The processor places the store in the store-buffer at the time of committing the instruction. This step signals the completion of the store instruction - the processor can retire the instruction and reclaim some of the resources it reserved for its execution. The fact, that the store isn't even flowing on the bus yet, doesn't prevent the processor from continuing with executing other instructions (subject to dependencies, barriers, synchronization events, and resource-availability).
The processor unit, that interfaces with the bus for transmitting the store, waits for the write-ack as/if required by the protocol. Again, the wait doesn't prevent the processor from continuing with executing other instructions (subject to ...).
So the processor does both, but not in the way (exclusive-or) hinted in your question.
Whether the buffer collects multiple such writes before initiating a transaction over the bus, or performs them immediately as soon as one arrives, is an implementation detail I am not aware of. You may want to refer to Cortex-R4 TRM for some details, as an example.

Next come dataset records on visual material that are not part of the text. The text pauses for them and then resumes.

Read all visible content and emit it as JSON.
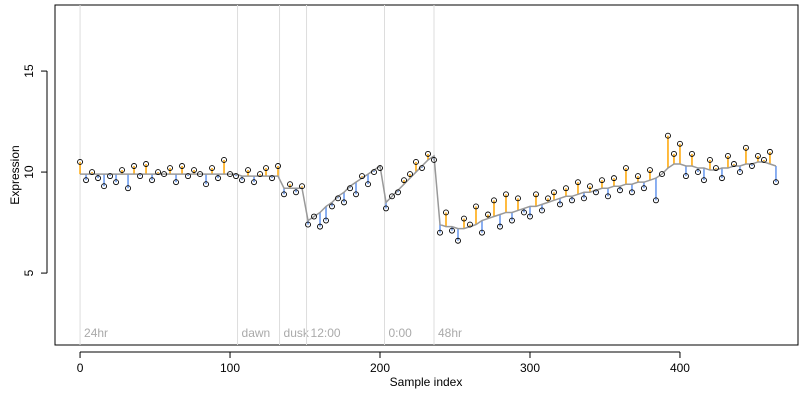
{
  "chart_data": {
    "type": "scatter",
    "x_label": "Sample index",
    "y_label": "Expression",
    "xlim": [
      -16.7,
      478.7
    ],
    "ylim": [
      1.44,
      18.27
    ],
    "xticks": [
      0,
      100,
      200,
      300,
      400
    ],
    "yticks": [
      5,
      10,
      15
    ],
    "point_color": "#000000",
    "fit_color": "#999999",
    "above_color": "#FFA500",
    "below_color": "#6495ED",
    "marker_color": "#dddddd",
    "markers": [
      {
        "x": 0,
        "label": "24hr"
      },
      {
        "x": 105,
        "label": "dawn"
      },
      {
        "x": 133,
        "label": "dusk"
      },
      {
        "x": 151,
        "label": "12:00"
      },
      {
        "x": 203,
        "label": "0:00"
      },
      {
        "x": 236,
        "label": "48hr"
      }
    ],
    "x": [
      0,
      4,
      8,
      12,
      16,
      20,
      24,
      28,
      32,
      36,
      40,
      44,
      48,
      52,
      56,
      60,
      64,
      68,
      72,
      76,
      80,
      84,
      88,
      92,
      96,
      100,
      104,
      108,
      112,
      116,
      120,
      124,
      128,
      132,
      136,
      140,
      144,
      148,
      152,
      156,
      160,
      164,
      168,
      172,
      176,
      180,
      184,
      188,
      192,
      196,
      200,
      204,
      208,
      212,
      216,
      220,
      224,
      228,
      232,
      236,
      240,
      244,
      248,
      252,
      256,
      260,
      264,
      268,
      272,
      276,
      280,
      284,
      288,
      292,
      296,
      300,
      304,
      308,
      312,
      316,
      320,
      324,
      328,
      332,
      336,
      340,
      344,
      348,
      352,
      356,
      360,
      364,
      368,
      372,
      376,
      380,
      384,
      388,
      392,
      396,
      400,
      404,
      408,
      412,
      416,
      420,
      424,
      428,
      432,
      436,
      440,
      444,
      448,
      452,
      456,
      460,
      464
    ],
    "values": [
      10.5,
      9.6,
      10.0,
      9.7,
      9.3,
      9.8,
      9.5,
      10.1,
      9.2,
      10.3,
      9.8,
      10.4,
      9.6,
      10.0,
      9.9,
      10.2,
      9.5,
      10.3,
      9.8,
      10.1,
      9.9,
      9.4,
      10.2,
      9.7,
      10.6,
      9.9,
      9.8,
      9.6,
      10.1,
      9.5,
      9.9,
      10.2,
      9.7,
      10.3,
      8.9,
      9.4,
      9.0,
      9.3,
      7.4,
      7.8,
      7.3,
      7.6,
      8.3,
      8.7,
      8.5,
      9.2,
      8.9,
      9.8,
      9.4,
      10.0,
      10.2,
      8.2,
      8.8,
      9.0,
      9.6,
      9.9,
      10.5,
      10.2,
      10.9,
      10.6,
      7.0,
      8.0,
      7.1,
      6.6,
      7.7,
      7.4,
      8.3,
      7.0,
      7.9,
      8.6,
      7.3,
      8.9,
      7.6,
      8.7,
      8.0,
      7.8,
      8.9,
      8.1,
      8.7,
      9.0,
      8.4,
      9.2,
      8.6,
      9.5,
      8.7,
      9.3,
      9.0,
      9.6,
      8.8,
      9.7,
      9.1,
      10.2,
      9.0,
      9.8,
      9.2,
      10.1,
      8.6,
      9.9,
      11.8,
      10.9,
      11.4,
      9.8,
      10.9,
      10.0,
      9.6,
      10.6,
      10.2,
      9.7,
      10.8,
      10.4,
      10.0,
      11.2,
      10.3,
      10.8,
      10.6,
      11.0,
      9.5
    ],
    "fitted_values": [
      9.9,
      9.9,
      9.9,
      9.9,
      9.9,
      9.9,
      9.9,
      9.9,
      9.9,
      9.9,
      9.9,
      9.9,
      9.9,
      9.9,
      9.9,
      9.9,
      9.9,
      9.9,
      9.9,
      9.9,
      9.9,
      9.9,
      9.9,
      9.9,
      9.9,
      9.9,
      9.9,
      9.8,
      9.8,
      9.8,
      9.8,
      9.8,
      9.8,
      9.8,
      9.2,
      9.2,
      9.2,
      9.2,
      7.6,
      7.8,
      8.0,
      8.3,
      8.5,
      8.8,
      9.0,
      9.3,
      9.5,
      9.7,
      9.9,
      10.1,
      10.3,
      8.5,
      8.8,
      9.1,
      9.4,
      9.7,
      10.0,
      10.3,
      10.6,
      10.8,
      7.4,
      7.3,
      7.3,
      7.2,
      7.2,
      7.3,
      7.4,
      7.6,
      7.7,
      7.8,
      7.9,
      8.0,
      8.0,
      8.1,
      8.2,
      8.3,
      8.3,
      8.4,
      8.5,
      8.6,
      8.7,
      8.8,
      8.8,
      8.9,
      9.0,
      9.0,
      9.1,
      9.2,
      9.2,
      9.3,
      9.3,
      9.4,
      9.4,
      9.5,
      9.5,
      9.6,
      9.7,
      9.9,
      10.2,
      10.4,
      10.4,
      10.3,
      10.3,
      10.2,
      10.2,
      10.1,
      10.1,
      10.2,
      10.2,
      10.3,
      10.3,
      10.4,
      10.4,
      10.5,
      10.5,
      10.4,
      10.3
    ]
  }
}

jatron said:Could someone point me to a section of the "Armv8 Architecture Reference Manual" that clarifies this
Such implementation details may be found in the TRMs of actual processors, and/or protocol specs, but not in the arch. manual.
Assuming that the stores in your code snippet are not reordered by the compiler (and so are presented to the processor in this same programmed order), and assuming that they target the same peripheral, the arch. manual guarantees the programmer that a compliant implementation will ensure that the peripheral sees them in that same order. Therefore, the components involved in the IO must not reorder the stores (nR), and must not coalesce stores in case there are overlaps (nG).
Edit: The store-buffer, referred to above, is the one typically found in the LSU/L1-controller.
Edit: 'This step signals the completion of the store' is incorrect. Should be 'This step signals the completion of the store instruction'.